# Bag of Words

We call vectorization the general process of turning a collection of text documents into numerical feature vectors. This specific strategy (tokenization, counting and normalization) is called the Bag of Words or “Bag of n-grams” representation. Documents are described by word occurrences while completely ignoring the relative position information of the words in the document.

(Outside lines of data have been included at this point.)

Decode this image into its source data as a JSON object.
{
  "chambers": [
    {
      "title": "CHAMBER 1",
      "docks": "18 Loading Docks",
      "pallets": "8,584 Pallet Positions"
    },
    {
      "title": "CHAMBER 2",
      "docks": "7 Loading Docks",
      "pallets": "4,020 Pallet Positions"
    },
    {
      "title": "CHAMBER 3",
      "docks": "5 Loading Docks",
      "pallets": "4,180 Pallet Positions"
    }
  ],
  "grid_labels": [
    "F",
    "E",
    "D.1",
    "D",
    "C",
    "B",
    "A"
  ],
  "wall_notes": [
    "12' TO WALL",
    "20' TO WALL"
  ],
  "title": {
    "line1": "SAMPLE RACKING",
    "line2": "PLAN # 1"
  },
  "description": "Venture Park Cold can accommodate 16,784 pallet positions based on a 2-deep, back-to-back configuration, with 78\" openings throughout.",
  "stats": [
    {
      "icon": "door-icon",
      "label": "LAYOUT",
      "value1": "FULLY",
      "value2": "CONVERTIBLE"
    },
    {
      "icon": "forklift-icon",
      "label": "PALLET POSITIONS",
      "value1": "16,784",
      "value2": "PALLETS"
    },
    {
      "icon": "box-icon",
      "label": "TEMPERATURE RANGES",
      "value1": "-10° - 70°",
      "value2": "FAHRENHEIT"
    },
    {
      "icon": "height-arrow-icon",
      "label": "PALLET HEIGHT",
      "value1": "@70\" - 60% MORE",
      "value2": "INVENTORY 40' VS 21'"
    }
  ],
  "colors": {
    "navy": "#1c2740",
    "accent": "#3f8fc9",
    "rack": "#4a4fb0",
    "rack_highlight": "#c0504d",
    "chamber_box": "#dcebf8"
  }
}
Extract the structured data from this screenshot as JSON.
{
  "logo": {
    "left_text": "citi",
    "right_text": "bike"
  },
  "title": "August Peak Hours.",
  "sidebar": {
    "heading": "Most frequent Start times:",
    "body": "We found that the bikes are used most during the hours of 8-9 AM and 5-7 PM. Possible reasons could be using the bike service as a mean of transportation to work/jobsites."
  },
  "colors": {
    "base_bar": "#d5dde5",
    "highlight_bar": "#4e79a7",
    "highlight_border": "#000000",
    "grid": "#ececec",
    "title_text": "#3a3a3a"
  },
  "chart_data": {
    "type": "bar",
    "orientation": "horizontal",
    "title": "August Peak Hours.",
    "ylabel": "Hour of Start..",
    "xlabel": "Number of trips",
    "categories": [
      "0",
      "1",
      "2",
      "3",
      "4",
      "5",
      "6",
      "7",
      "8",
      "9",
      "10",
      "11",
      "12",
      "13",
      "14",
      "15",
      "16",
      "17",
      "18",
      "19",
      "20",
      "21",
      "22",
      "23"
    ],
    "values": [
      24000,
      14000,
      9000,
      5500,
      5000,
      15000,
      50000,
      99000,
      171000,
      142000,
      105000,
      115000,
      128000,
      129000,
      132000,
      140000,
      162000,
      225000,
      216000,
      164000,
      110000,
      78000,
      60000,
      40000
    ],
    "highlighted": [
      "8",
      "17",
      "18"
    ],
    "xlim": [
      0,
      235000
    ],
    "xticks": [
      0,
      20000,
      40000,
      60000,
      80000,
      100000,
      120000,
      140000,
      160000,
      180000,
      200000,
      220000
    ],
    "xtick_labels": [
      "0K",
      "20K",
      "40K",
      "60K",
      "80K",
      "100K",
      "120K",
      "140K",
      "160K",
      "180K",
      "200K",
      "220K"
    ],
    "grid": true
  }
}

* http://scikit-learn.org/stable/modules/feature_extraction.html#the-bag-of-words-representation
* https://www.coursera.org/learn/language-processing/lecture/vlmT5/feature-extraction-from-text


In [None]:
from sklearn.feature_extraction.text import CountVectorizer
import pandas as pd
import nltk
from nltk import tokenize
from nltk.corpus import stopwords
from string import punctuation

In [None]:
corpus = ["Este é o primeiro documento", "Este é o segundo documento", "Este é o terceiro terceiro documento", 
          "isso é um documento?", "e o quinto."]

In [None]:
vectorizer = CountVectorizer()
bow = vectorizer.fit_transform(corpus)
vectorizer.get_feature_names()

In [None]:
pd.DataFrame(bow.toarray(), columns=vectorizer.get_feature_names(), index=corpus)

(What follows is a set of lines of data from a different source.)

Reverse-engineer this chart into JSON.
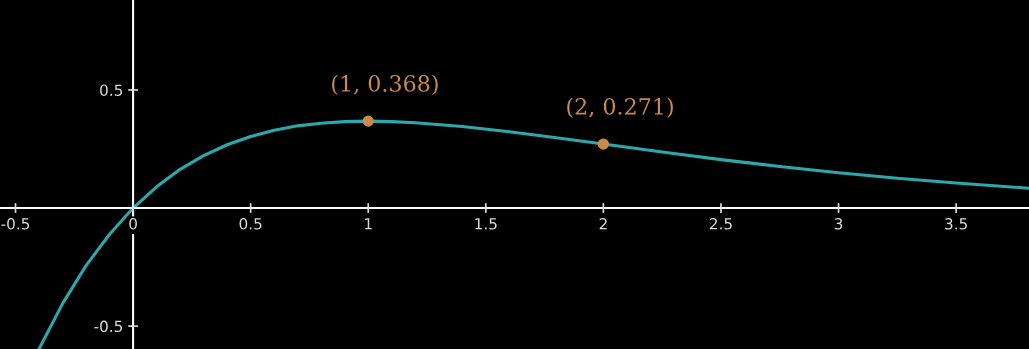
{
  "chart_data": {
    "type": "line",
    "series": [
      {
        "color": "#2ba8ab",
        "x": [
          -0.4,
          -0.3,
          -0.2,
          -0.1,
          0,
          0.1,
          0.2,
          0.3,
          0.4,
          0.5,
          0.6,
          0.7,
          0.8,
          0.9,
          1.0,
          1.1,
          1.2,
          1.4,
          1.6,
          1.8,
          2.0,
          2.25,
          2.5,
          2.75,
          3.0,
          3.25,
          3.5,
          3.81
        ],
        "values": [
          -0.597,
          -0.405,
          -0.244,
          -0.111,
          0,
          0.09,
          0.164,
          0.222,
          0.268,
          0.303,
          0.329,
          0.348,
          0.359,
          0.366,
          0.368,
          0.366,
          0.361,
          0.345,
          0.323,
          0.298,
          0.271,
          0.237,
          0.205,
          0.176,
          0.149,
          0.126,
          0.106,
          0.084
        ]
      },
      {
        "type": "scatter",
        "color": "#c98a4b",
        "x": [
          1,
          2
        ],
        "values": [
          0.368,
          0.271
        ]
      }
    ],
    "annotations": [
      {
        "text": "(1, 0.368)",
        "x": 1,
        "y": 0.368
      },
      {
        "text": "(2, 0.271)",
        "x": 2,
        "y": 0.271
      }
    ],
    "xlim": [
      -0.566,
      3.81
    ],
    "ylim": [
      -0.597,
      0.881
    ],
    "xticks": [
      -0.5,
      0,
      0.5,
      1,
      1.5,
      2,
      2.5,
      3,
      3.5
    ],
    "yticks": [
      -0.5,
      0.5
    ],
    "grid": false,
    "legend": false,
    "line_style": "solid"
  }
}
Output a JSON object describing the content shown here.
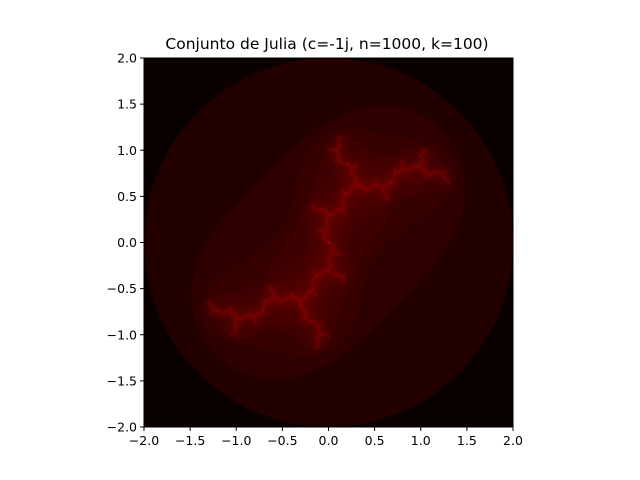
{
  "chart_data": {
    "type": "heatmap",
    "title": "Conjunto de Julia (c=-1j, n=1000, k=100)",
    "xlabel": "",
    "ylabel": "",
    "xlim": [
      -2.0,
      2.0
    ],
    "ylim": [
      -2.0,
      2.0
    ],
    "x_ticks": [
      "−2.0",
      "−1.5",
      "−1.0",
      "−0.5",
      "0.0",
      "0.5",
      "1.0",
      "1.5",
      "2.0"
    ],
    "y_ticks": [
      "2.0",
      "1.5",
      "1.0",
      "0.5",
      "0.0",
      "−0.5",
      "−1.0",
      "−1.5",
      "−2.0"
    ],
    "julia_c": {
      "re": 0.0,
      "im": -1.0
    },
    "grid_size": 1000,
    "max_iterations": 100,
    "colormap": "hot",
    "grid": false,
    "colors": {
      "background": "#0a0000",
      "set": "#ff2020"
    }
  }
}
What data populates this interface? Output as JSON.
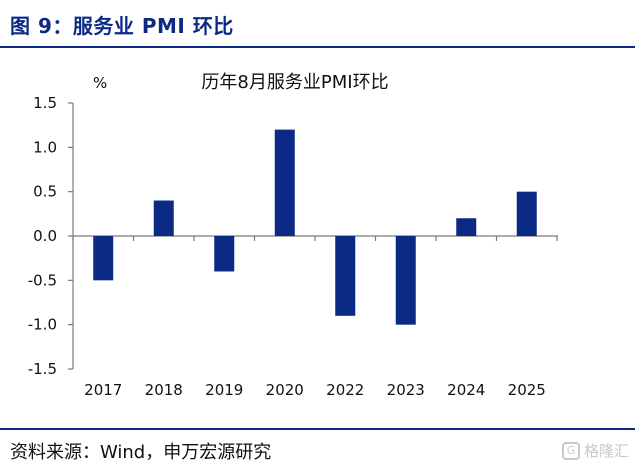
{
  "figure": {
    "title": "图 9：服务业 PMI 环比",
    "source": "资料来源：Wind，申万宏源研究",
    "watermark": "格隆汇"
  },
  "chart_data": {
    "type": "bar",
    "title": "历年8月服务业PMI环比",
    "ylabel": "%",
    "xlabel": "",
    "categories": [
      "2017",
      "2018",
      "2019",
      "2020",
      "2022",
      "2023",
      "2024",
      "2025"
    ],
    "values": [
      -0.5,
      0.4,
      -0.4,
      1.2,
      -0.9,
      -1.0,
      0.2,
      0.5
    ],
    "ylim": [
      -1.5,
      1.5
    ],
    "yticks": [
      "1.5",
      "1.0",
      "0.5",
      "0.0",
      "-0.5",
      "-1.0",
      "-1.5"
    ],
    "bar_color": "#0b2a86",
    "grid": false,
    "legend": "none"
  }
}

## Removing stopwords and punctuation

In [None]:
stopwords_punctuation = set(stopwords.words('portuguese') + list(punctuation))
def tokenizer(document):
    return tokenize.word_tokenize(document, language='portuguese')

vectorizer = CountVectorizer(tokenizer=tokenizer, stop_words=stopwords_punctuation)
bow = vectorizer.fit_transform(corpus)
pd.DataFrame(bow.toarray(), columns=vectorizer.get_feature_names(), index=corpus)